POVERTY AS A PREDISPOSING ELEMENT FOR MENTAL ILLNESS: A REPORT OF EXPERIENCE IN FAMILY HEALTH
DOI:
https://doi.org/10.56238/arev6n2-135Keywords:
Mental health, Poverty, Social determinants of health, Social Work, Family healthAbstract
Objective: To reflect on poverty and its relationship with the mental illness of users in Primary Care, through an experience report. Experience report: This is the experience of Social Work residents, part of the Integrated Multiprofessional Residency Program in Family Health, within the scope of Primary Care. During the two years of residency, several demands were placed in the scope of Social Work, the mental illness of users resulting from social factors and territorial vulnerabilities, being the most recurrent among them.

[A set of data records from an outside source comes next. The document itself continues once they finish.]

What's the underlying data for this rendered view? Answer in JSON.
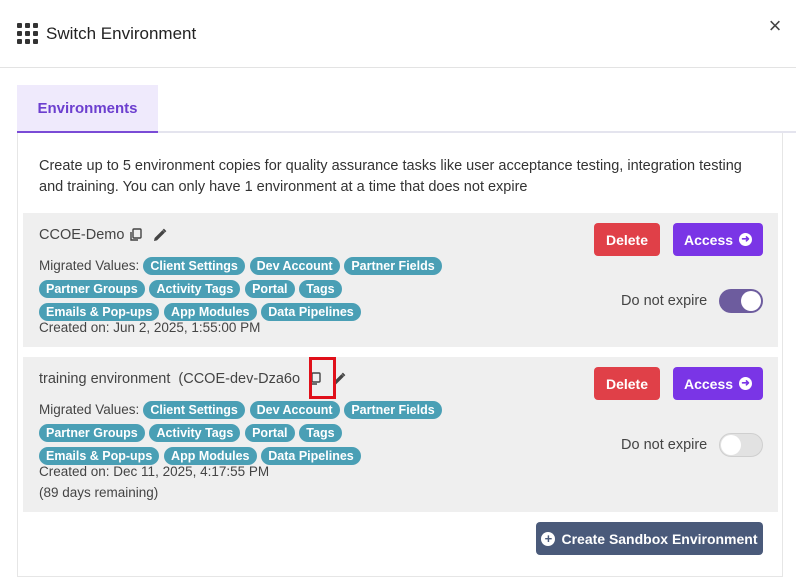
{
  "modal": {
    "title": "Switch Environment",
    "close_symbol": "×",
    "icon": "grid-icon"
  },
  "tabs": [
    {
      "label": "Environments",
      "active": true
    }
  ],
  "description": "Create up to 5 environment copies for quality assurance tasks like user acceptance testing, integration testing and training. You can only have 1 environment at a time that does not expire",
  "environments": [
    {
      "name": "CCOE-Demo",
      "code": "",
      "migrated_label": "Migrated Values:",
      "tags": [
        "Client Settings",
        "Dev Account",
        "Partner Fields",
        "Partner Groups",
        "Activity Tags",
        "Portal",
        "Tags",
        "Emails & Pop-ups",
        "App Modules",
        "Data Pipelines"
      ],
      "created": "Created on: Jun 2, 2025, 1:55:00 PM",
      "remaining": "",
      "delete_label": "Delete",
      "access_label": "Access",
      "expire_label": "Do not expire",
      "do_not_expire": true
    },
    {
      "name": "training environment",
      "code": "(CCOE-dev-Dza6o",
      "migrated_label": "Migrated Values:",
      "tags": [
        "Client Settings",
        "Dev Account",
        "Partner Fields",
        "Partner Groups",
        "Activity Tags",
        "Portal",
        "Tags",
        "Emails & Pop-ups",
        "App Modules",
        "Data Pipelines"
      ],
      "created": "Created on: Dec 11, 2025, 4:17:55 PM",
      "remaining": "(89 days remaining)",
      "delete_label": "Delete",
      "access_label": "Access",
      "expire_label": "Do not expire",
      "do_not_expire": false
    }
  ],
  "create_button_label": "Create Sandbox Environment",
  "colors": {
    "accent": "#7a35e6",
    "delete": "#e04048",
    "tag": "#4a9fb5",
    "create_button": "#4a5a7a",
    "highlight": "#e0101a"
  }
}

The violations of rights experienced in the daily life of the working class are embodied in anxiety, stress, depression, eating disorders, insomnia, social phobia, self-mutilation, among others. Final considerations: It was perceived that poverty is configured as a predisposing element for mental illness in the living conditions of the working class. It is necessary, therefore, to think about mental health from the perspective of the social determinants of health, in order to evaluate not only the biological factors, but, above all, the social, environmental and economic factors that act as predisposing elements for illness.